Jakarta Pusat Pelaporan dan Analisis Transaksi Keuangan (PPATK) menganalisis lebih dari 1 juta rekening diduga terkait dengan tindak pidana. Hasilnya, dari 1 juta rekening tersebut, terdapat lebih dari 150 ribu rekening menampung dana hasil tindak pidana atau kejahatan. Ini terungkap dari Analisis ataupun Hasil Pemeriksaan PPATK sejak tahun 2020.
Dari 1 juta rekening tersebut, terdapat lebih dari 150 ribu rekening adalah nominee, dimana rekening tersebut diperoleh dari aktivitas jual beli rekening, peretasan atau hal lainnya secara melawan hukum, yang selanjutnya digunakan untuk menampung dana dari hasil tindak pidana, yang kemudian menjadi menjadi tidak aktif/dormant, dan lebih dari 50.000 rekening tidak ada aktifitas transaksi rekening sebelum teraliri dana ilegal, ujar Koordinator Kelompok Substansi Humas, M. Natsir Kongah dalam keterangannya di Jakarta, Selasa (29/7/2025).
Selain itu, PPATK menemukan lebih dari 10 juta rekening penerima bantuan sosial yang tidak pernah dipakai selama lebih dari 3 tahun. Dana bansos sebesar Rp 2,1 triliun hanya mengendap, dari sini terlihat ada indikasi bahwa penyaluran belum tepat sasaran.

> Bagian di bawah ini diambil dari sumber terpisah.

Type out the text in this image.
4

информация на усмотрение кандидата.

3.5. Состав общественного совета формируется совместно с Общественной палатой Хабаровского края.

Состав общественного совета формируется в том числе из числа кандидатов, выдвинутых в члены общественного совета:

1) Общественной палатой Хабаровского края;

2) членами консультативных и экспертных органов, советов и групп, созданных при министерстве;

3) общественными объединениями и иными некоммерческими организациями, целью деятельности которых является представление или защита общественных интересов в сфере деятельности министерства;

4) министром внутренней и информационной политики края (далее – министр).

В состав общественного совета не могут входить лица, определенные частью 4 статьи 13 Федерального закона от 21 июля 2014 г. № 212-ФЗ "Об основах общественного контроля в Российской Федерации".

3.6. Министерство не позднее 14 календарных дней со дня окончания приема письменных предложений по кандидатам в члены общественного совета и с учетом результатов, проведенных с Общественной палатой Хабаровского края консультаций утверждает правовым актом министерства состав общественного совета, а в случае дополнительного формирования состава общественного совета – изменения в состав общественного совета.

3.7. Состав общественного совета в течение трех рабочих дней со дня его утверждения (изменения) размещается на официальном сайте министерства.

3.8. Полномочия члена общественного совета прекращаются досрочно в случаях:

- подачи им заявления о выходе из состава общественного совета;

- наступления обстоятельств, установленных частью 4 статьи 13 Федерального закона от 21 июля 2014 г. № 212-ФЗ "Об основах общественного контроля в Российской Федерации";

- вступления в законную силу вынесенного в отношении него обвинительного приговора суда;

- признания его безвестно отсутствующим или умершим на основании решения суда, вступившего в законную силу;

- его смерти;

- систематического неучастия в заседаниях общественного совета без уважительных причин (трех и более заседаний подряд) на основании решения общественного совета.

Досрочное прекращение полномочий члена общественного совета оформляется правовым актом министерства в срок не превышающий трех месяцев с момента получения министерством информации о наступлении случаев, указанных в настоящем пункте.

Ditemukan juga lebih dari 2.000 rekening milik instansi pemerintah dan bendahara pengeluaran yang dinyatakan dormant, dengan total dana mencapai Rp 500 miliar. Padahal secara fungsi, rekening ini seharusnya aktif dan terpantau.
Dijelaskan pula, PPATK menemukan, banyak rekening tidak aktif (bahkan terdapat lebih dari 140 ribu rekening dormant hingga lebih dari 10 tahun, dengan nilai Rp. 428.612.372.321,00) tanpa ada pembaruan data nasabah. Ini membuka celah besar untuk praktik pencucian uang dan kejahatan lainnya, yang akan merugikan kepentingan masyarakat atau bahkan perekonomian Indonesia secara umum.
Hal ini jika didiamkan akan memberikan dampak buruk bagi ekonomi Indonesia, serta merugikan kepentingan pemilik sah dari rekening tersebut, jelas dia.